Arroyo bütün kariyerini NBA'de geçirdikten sonra, Maccabi Tel Aviv kulüp tarihinin en pahalı transferi olarak İsrail'in yolunu tuttu. Benzer şekilde Earl Boykins 32 yaşında Virtus Bologna ile anlaştı. NBA'in en kısa adamı olarak nam salan Boykins enteresan figürlere imza atmıştı. Hatırlayanlar vardır mutlaka, Denver'da komik günler geçirmişti. Asıl çarpıcı olan ise FB Ülker'in Solomon sonrası Kinsey'i de kaybediyor olması. Avrupa takımları gün geçtikçe güçlenirken Türk şampiyonu kadronun en etkili 2 ismini kaybetti.
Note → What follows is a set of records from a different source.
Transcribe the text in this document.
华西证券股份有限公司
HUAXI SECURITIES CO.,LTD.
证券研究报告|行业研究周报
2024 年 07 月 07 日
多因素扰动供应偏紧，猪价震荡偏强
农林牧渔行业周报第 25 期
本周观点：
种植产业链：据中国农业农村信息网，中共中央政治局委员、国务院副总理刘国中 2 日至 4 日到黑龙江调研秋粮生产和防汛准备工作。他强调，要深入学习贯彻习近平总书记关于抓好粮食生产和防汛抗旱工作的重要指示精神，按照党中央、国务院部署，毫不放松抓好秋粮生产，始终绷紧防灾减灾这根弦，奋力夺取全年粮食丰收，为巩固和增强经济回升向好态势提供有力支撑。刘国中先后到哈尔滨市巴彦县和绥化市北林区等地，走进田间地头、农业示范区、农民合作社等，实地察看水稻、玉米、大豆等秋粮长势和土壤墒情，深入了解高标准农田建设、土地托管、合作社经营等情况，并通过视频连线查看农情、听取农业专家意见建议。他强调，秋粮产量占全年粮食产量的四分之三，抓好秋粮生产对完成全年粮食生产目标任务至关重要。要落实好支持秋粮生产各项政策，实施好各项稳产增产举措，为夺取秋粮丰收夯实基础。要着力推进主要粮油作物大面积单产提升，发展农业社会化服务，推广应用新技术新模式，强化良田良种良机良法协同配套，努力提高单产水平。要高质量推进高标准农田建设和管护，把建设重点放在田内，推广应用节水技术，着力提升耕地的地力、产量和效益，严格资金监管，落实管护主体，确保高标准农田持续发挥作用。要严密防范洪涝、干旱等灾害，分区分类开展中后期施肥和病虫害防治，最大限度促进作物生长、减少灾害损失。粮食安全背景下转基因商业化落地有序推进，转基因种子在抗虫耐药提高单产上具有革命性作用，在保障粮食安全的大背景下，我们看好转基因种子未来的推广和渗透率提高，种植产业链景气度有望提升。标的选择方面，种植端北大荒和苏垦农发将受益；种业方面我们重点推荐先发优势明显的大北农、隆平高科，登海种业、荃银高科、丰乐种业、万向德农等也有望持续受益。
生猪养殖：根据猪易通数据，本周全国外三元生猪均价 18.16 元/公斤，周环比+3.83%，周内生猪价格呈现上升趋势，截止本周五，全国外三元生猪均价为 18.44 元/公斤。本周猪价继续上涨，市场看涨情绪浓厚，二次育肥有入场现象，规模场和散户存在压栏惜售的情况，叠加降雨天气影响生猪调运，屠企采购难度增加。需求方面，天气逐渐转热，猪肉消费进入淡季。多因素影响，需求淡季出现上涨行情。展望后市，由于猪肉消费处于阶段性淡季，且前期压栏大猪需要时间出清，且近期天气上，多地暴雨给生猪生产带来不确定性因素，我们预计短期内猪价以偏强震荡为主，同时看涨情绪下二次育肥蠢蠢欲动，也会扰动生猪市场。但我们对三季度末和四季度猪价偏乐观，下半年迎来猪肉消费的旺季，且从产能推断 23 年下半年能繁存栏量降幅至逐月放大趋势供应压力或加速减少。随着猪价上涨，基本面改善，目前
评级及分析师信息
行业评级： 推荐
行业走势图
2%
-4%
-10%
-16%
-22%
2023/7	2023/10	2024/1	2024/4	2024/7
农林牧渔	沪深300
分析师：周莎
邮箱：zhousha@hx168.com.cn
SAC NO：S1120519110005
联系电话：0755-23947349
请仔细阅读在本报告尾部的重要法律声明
Kinsey geçen sene Basden etkisini hücumda yaratarak büyük ivme kazandırmıştı. Cleveland'da LeBron ile oynamayı tercih etti tabii ki.

Tuesday, 5 August 2008

Chimenti

1970 doğumlu kalecinin Emirates Cup'daki korkunç performansı sonrası gözü korkan Juve ve Ranieri daha birkaç hafta önce Udinese ile sözleşme imzalayan Manninger'i transfer etti. Avusturyalı kaleci bile şaşkın.

Monday, 4 August 2008

Sneijder Out Van der Vaart In

Sneijder, Diaby'nin acımasız - kontrolsüz girişine dizini kurban verdi Emirates Cup maçında, 3 ay sahalarda yok. Hemen ertesi gün Van der Vaart'ın transferi açıklandı. Zaten Hamburg maçlarında da oynamıyordu. Daha önce de belirttiğimiz gibi Hollanda ekolü Katalunya'dan başkente doğru ilerliyor. Başarı da paralel olarak gelirse o zaman enteresan ...

Nic

Scolari ondan vazgeçemeyecek! Milan'ı 5-0 yendikleri maçta 4 gol attı.